A Review of Graphitic Carbon Nitride in Photocatalysts: Mechanisms, Synthesis, and Modification
摘要
Graphitic carbon nitride (g-C3N4) is a nonmetalic semiconductor photocatalytic material that has attracted widespread attention in the field of photocatalysis owing to its advantages, including abundant raw material sources, environmental friendliness, good cyclic stability, and ease of structural control. Currently, various methods are available for its preparation, including thermal polymerization, template-assisted synthesis, solvothermal synthesis, and chemical vapor deposition. By adjusting parameters such as pyrolysis temperature and time, the morphology of g-C3N4 can be effectively controlled. However, pure g-C3N4 still faces challenges, including high carrier recombination rates and limited utilization of visible light, resulting in relatively low photocatalytic activity. To overcome these limitations, various modification strategies have been studied extensively and analyzed the pathways for source modification on the basis of this mechanism. It outlines mainstream preparation methods and recent advances in modification research, evaluating the strengths and limitations of different strategies. Drawing on recent case studies, this discussion examines the advantages and constraints of various synthesis approaches, and links modification strategies to their respective application fields. Finally, future research directions for enhancing photocatalytic performance are proposed, aiming to provide theoretical insights and technical support for further research and practical applications of this material in photocatalysis.

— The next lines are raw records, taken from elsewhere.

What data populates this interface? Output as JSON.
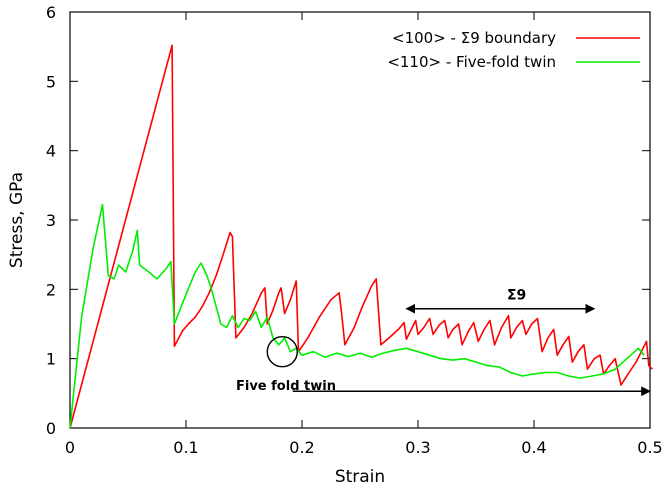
{
  "chart_data": {
    "type": "line",
    "xlabel": "Strain",
    "ylabel": "Stress, GPa",
    "xlim": [
      0,
      0.5
    ],
    "ylim": [
      0,
      6
    ],
    "x_ticks": [
      "0",
      "0.1",
      "0.2",
      "0.3",
      "0.4",
      "0.5"
    ],
    "y_ticks": [
      "0",
      "1",
      "2",
      "3",
      "4",
      "5",
      "6"
    ],
    "grid": false,
    "legend_position": "top-right",
    "series": [
      {
        "name": "<100> - Σ9 boundary",
        "color": "#ff0000",
        "points": [
          [
            0,
            0
          ],
          [
            0.088,
            5.52
          ],
          [
            0.09,
            1.18
          ],
          [
            0.097,
            1.4
          ],
          [
            0.102,
            1.5
          ],
          [
            0.108,
            1.6
          ],
          [
            0.114,
            1.75
          ],
          [
            0.12,
            1.95
          ],
          [
            0.126,
            2.2
          ],
          [
            0.132,
            2.5
          ],
          [
            0.138,
            2.82
          ],
          [
            0.14,
            2.76
          ],
          [
            0.143,
            1.3
          ],
          [
            0.15,
            1.45
          ],
          [
            0.157,
            1.65
          ],
          [
            0.165,
            1.95
          ],
          [
            0.168,
            2.02
          ],
          [
            0.17,
            1.5
          ],
          [
            0.175,
            1.7
          ],
          [
            0.18,
            1.95
          ],
          [
            0.182,
            2.02
          ],
          [
            0.185,
            1.65
          ],
          [
            0.19,
            1.85
          ],
          [
            0.195,
            2.12
          ],
          [
            0.197,
            1.1
          ],
          [
            0.205,
            1.3
          ],
          [
            0.215,
            1.6
          ],
          [
            0.225,
            1.85
          ],
          [
            0.232,
            1.95
          ],
          [
            0.234,
            1.68
          ],
          [
            0.237,
            1.2
          ],
          [
            0.245,
            1.45
          ],
          [
            0.252,
            1.75
          ],
          [
            0.26,
            2.05
          ],
          [
            0.264,
            2.15
          ],
          [
            0.268,
            1.2
          ],
          [
            0.275,
            1.3
          ],
          [
            0.283,
            1.42
          ],
          [
            0.288,
            1.52
          ],
          [
            0.29,
            1.28
          ],
          [
            0.295,
            1.45
          ],
          [
            0.298,
            1.55
          ],
          [
            0.3,
            1.35
          ],
          [
            0.305,
            1.45
          ],
          [
            0.31,
            1.58
          ],
          [
            0.313,
            1.35
          ],
          [
            0.318,
            1.48
          ],
          [
            0.323,
            1.55
          ],
          [
            0.326,
            1.3
          ],
          [
            0.33,
            1.42
          ],
          [
            0.335,
            1.5
          ],
          [
            0.338,
            1.2
          ],
          [
            0.343,
            1.38
          ],
          [
            0.348,
            1.52
          ],
          [
            0.352,
            1.25
          ],
          [
            0.357,
            1.42
          ],
          [
            0.362,
            1.55
          ],
          [
            0.366,
            1.2
          ],
          [
            0.372,
            1.45
          ],
          [
            0.378,
            1.62
          ],
          [
            0.38,
            1.3
          ],
          [
            0.385,
            1.45
          ],
          [
            0.39,
            1.55
          ],
          [
            0.393,
            1.35
          ],
          [
            0.398,
            1.5
          ],
          [
            0.403,
            1.58
          ],
          [
            0.407,
            1.1
          ],
          [
            0.412,
            1.3
          ],
          [
            0.417,
            1.42
          ],
          [
            0.42,
            1.05
          ],
          [
            0.425,
            1.2
          ],
          [
            0.43,
            1.32
          ],
          [
            0.433,
            0.95
          ],
          [
            0.438,
            1.1
          ],
          [
            0.443,
            1.2
          ],
          [
            0.446,
            0.85
          ],
          [
            0.452,
            1.0
          ],
          [
            0.457,
            1.05
          ],
          [
            0.46,
            0.78
          ],
          [
            0.465,
            0.9
          ],
          [
            0.47,
            1.0
          ],
          [
            0.475,
            0.62
          ],
          [
            0.482,
            0.8
          ],
          [
            0.488,
            0.95
          ],
          [
            0.494,
            1.15
          ],
          [
            0.497,
            1.25
          ],
          [
            0.499,
            0.9
          ],
          [
            0.502,
            0.85
          ]
        ]
      },
      {
        "name": "<110> - Five-fold twin",
        "color": "#00ee00",
        "points": [
          [
            0,
            0
          ],
          [
            0.01,
            1.6
          ],
          [
            0.02,
            2.6
          ],
          [
            0.028,
            3.22
          ],
          [
            0.033,
            2.2
          ],
          [
            0.038,
            2.15
          ],
          [
            0.042,
            2.35
          ],
          [
            0.048,
            2.25
          ],
          [
            0.054,
            2.55
          ],
          [
            0.058,
            2.85
          ],
          [
            0.06,
            2.35
          ],
          [
            0.068,
            2.25
          ],
          [
            0.075,
            2.15
          ],
          [
            0.083,
            2.3
          ],
          [
            0.087,
            2.4
          ],
          [
            0.09,
            1.5
          ],
          [
            0.097,
            1.8
          ],
          [
            0.103,
            2.05
          ],
          [
            0.108,
            2.25
          ],
          [
            0.113,
            2.38
          ],
          [
            0.118,
            2.2
          ],
          [
            0.122,
            2.0
          ],
          [
            0.126,
            1.75
          ],
          [
            0.13,
            1.5
          ],
          [
            0.135,
            1.45
          ],
          [
            0.14,
            1.62
          ],
          [
            0.145,
            1.45
          ],
          [
            0.15,
            1.58
          ],
          [
            0.155,
            1.55
          ],
          [
            0.16,
            1.68
          ],
          [
            0.165,
            1.45
          ],
          [
            0.17,
            1.6
          ],
          [
            0.175,
            1.3
          ],
          [
            0.18,
            1.2
          ],
          [
            0.185,
            1.3
          ],
          [
            0.19,
            1.1
          ],
          [
            0.195,
            1.15
          ],
          [
            0.2,
            1.05
          ],
          [
            0.21,
            1.1
          ],
          [
            0.22,
            1.02
          ],
          [
            0.23,
            1.08
          ],
          [
            0.24,
            1.03
          ],
          [
            0.25,
            1.08
          ],
          [
            0.26,
            1.02
          ],
          [
            0.27,
            1.08
          ],
          [
            0.28,
            1.12
          ],
          [
            0.29,
            1.15
          ],
          [
            0.3,
            1.1
          ],
          [
            0.31,
            1.05
          ],
          [
            0.32,
            1.0
          ],
          [
            0.33,
            0.98
          ],
          [
            0.34,
            1.0
          ],
          [
            0.35,
            0.95
          ],
          [
            0.36,
            0.9
          ],
          [
            0.37,
            0.88
          ],
          [
            0.38,
            0.8
          ],
          [
            0.39,
            0.75
          ],
          [
            0.4,
            0.78
          ],
          [
            0.41,
            0.8
          ],
          [
            0.42,
            0.8
          ],
          [
            0.43,
            0.75
          ],
          [
            0.44,
            0.72
          ],
          [
            0.45,
            0.75
          ],
          [
            0.46,
            0.78
          ],
          [
            0.47,
            0.85
          ],
          [
            0.48,
            1.0
          ],
          [
            0.49,
            1.15
          ],
          [
            0.495,
            1.05
          ]
        ]
      }
    ],
    "annotations": {
      "five_fold_twin": "Five fold twin",
      "sigma9": "Σ9"
    }
  }
}
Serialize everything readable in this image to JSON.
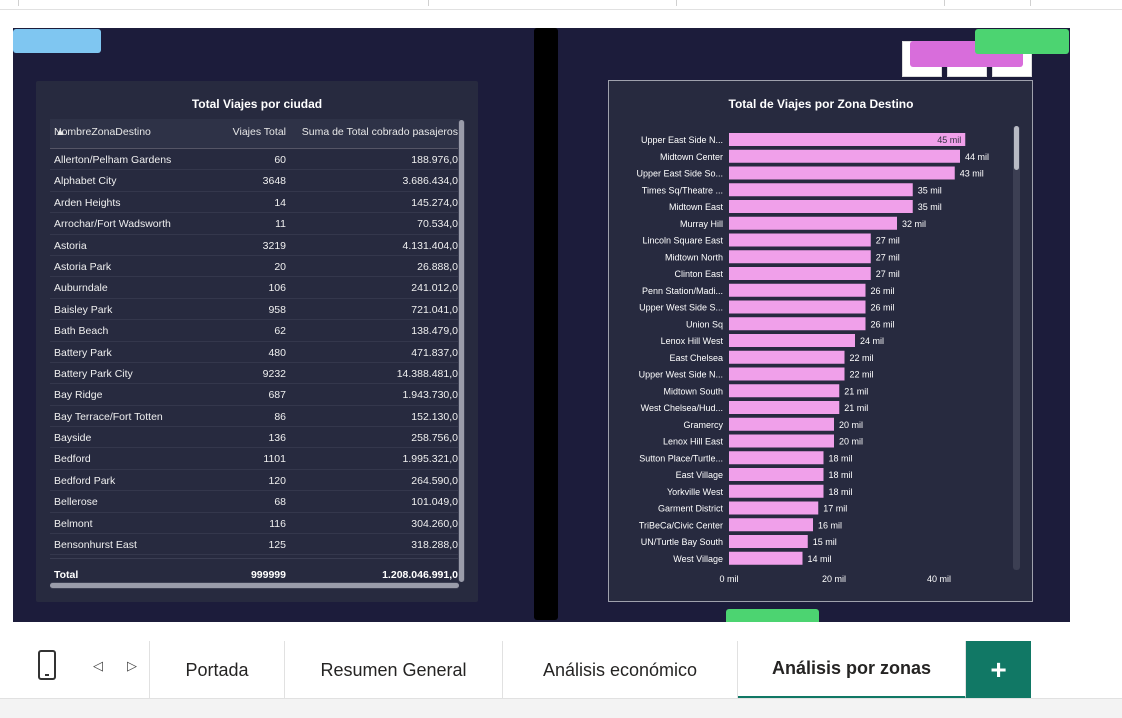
{
  "table": {
    "title": "Total Viajes por ciudad",
    "headers": [
      "NombreZonaDestino",
      "Viajes Total",
      "Suma de Total cobrado pasajeros"
    ],
    "rows": [
      [
        "Allerton/Pelham Gardens",
        "60",
        "188.976,0"
      ],
      [
        "Alphabet City",
        "3648",
        "3.686.434,0"
      ],
      [
        "Arden Heights",
        "14",
        "145.274,0"
      ],
      [
        "Arrochar/Fort Wadsworth",
        "11",
        "70.534,0"
      ],
      [
        "Astoria",
        "3219",
        "4.131.404,0"
      ],
      [
        "Astoria Park",
        "20",
        "26.888,0"
      ],
      [
        "Auburndale",
        "106",
        "241.012,0"
      ],
      [
        "Baisley Park",
        "958",
        "721.041,0"
      ],
      [
        "Bath Beach",
        "62",
        "138.479,0"
      ],
      [
        "Battery Park",
        "480",
        "471.837,0"
      ],
      [
        "Battery Park City",
        "9232",
        "14.388.481,0"
      ],
      [
        "Bay Ridge",
        "687",
        "1.943.730,0"
      ],
      [
        "Bay Terrace/Fort Totten",
        "86",
        "152.130,0"
      ],
      [
        "Bayside",
        "136",
        "258.756,0"
      ],
      [
        "Bedford",
        "1101",
        "1.995.321,0"
      ],
      [
        "Bedford Park",
        "120",
        "264.590,0"
      ],
      [
        "Bellerose",
        "68",
        "101.049,0"
      ],
      [
        "Belmont",
        "116",
        "304.260,0"
      ],
      [
        "Bensonhurst East",
        "125",
        "318.288,0"
      ]
    ],
    "total": [
      "Total",
      "999999",
      "1.208.046.991,0"
    ]
  },
  "chart_data": {
    "type": "bar",
    "orientation": "horizontal",
    "title": "Total de Viajes por Zona Destino",
    "categories": [
      "Upper East Side N...",
      "Midtown Center",
      "Upper East Side So...",
      "Times Sq/Theatre ...",
      "Midtown East",
      "Murray Hill",
      "Lincoln Square East",
      "Midtown North",
      "Clinton East",
      "Penn Station/Madi...",
      "Upper West Side S...",
      "Union Sq",
      "Lenox Hill West",
      "East Chelsea",
      "Upper West Side N...",
      "Midtown South",
      "West Chelsea/Hud...",
      "Gramercy",
      "Lenox Hill East",
      "Sutton Place/Turtle...",
      "East Village",
      "Yorkville West",
      "Garment District",
      "TriBeCa/Civic Center",
      "UN/Turtle Bay South",
      "West Village"
    ],
    "values": [
      45,
      44,
      43,
      35,
      35,
      32,
      27,
      27,
      27,
      26,
      26,
      26,
      24,
      22,
      22,
      21,
      21,
      20,
      20,
      18,
      18,
      18,
      17,
      16,
      15,
      14
    ],
    "data_labels": [
      "45 mil",
      "44 mil",
      "43 mil",
      "35 mil",
      "35 mil",
      "32 mil",
      "27 mil",
      "27 mil",
      "27 mil",
      "26 mil",
      "26 mil",
      "26 mil",
      "24 mil",
      "22 mil",
      "22 mil",
      "21 mil",
      "21 mil",
      "20 mil",
      "20 mil",
      "18 mil",
      "18 mil",
      "18 mil",
      "17 mil",
      "16 mil",
      "15 mil",
      "14 mil"
    ],
    "x_ticks": [
      "0 mil",
      "20 mil",
      "40 mil"
    ],
    "xlim": [
      0,
      47
    ],
    "bar_color": "#f0a0ea",
    "grid": false
  },
  "tabs": {
    "items": [
      "Portada",
      "Resumen General",
      "Análisis económico",
      "Análisis por zonas"
    ],
    "active": "Análisis por zonas",
    "add_label": "+"
  },
  "colors": {
    "canvas": "#1c1c3b",
    "panel": "#272a3f",
    "accent": "#117865"
  }
}
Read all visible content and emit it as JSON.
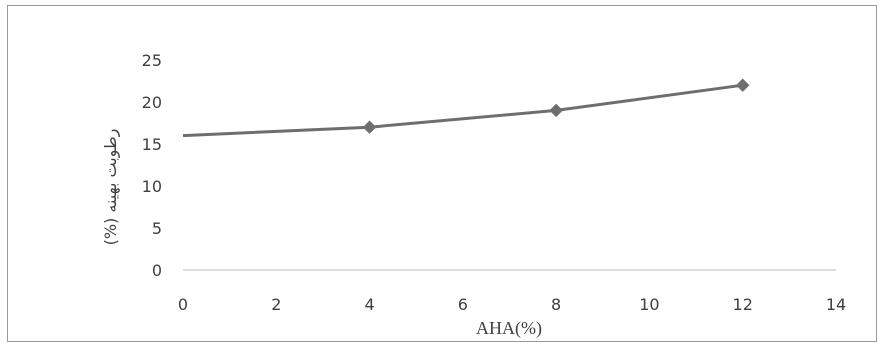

Graphical AbstractThis illustrated abstract presents the diverse morphologies, primary preparation methods, and modification techniques of g-C3N4. This paper systematically elucidates the photocatalytic mechanism of g-C3N4 and reviews recent advancements in its preparation processes and modification strategies, focusing on practical fabrication and performance optimization requirements. It analyzes the advantages, disadvantages, and application suitability of the mainstream preparation methods and modification approaches.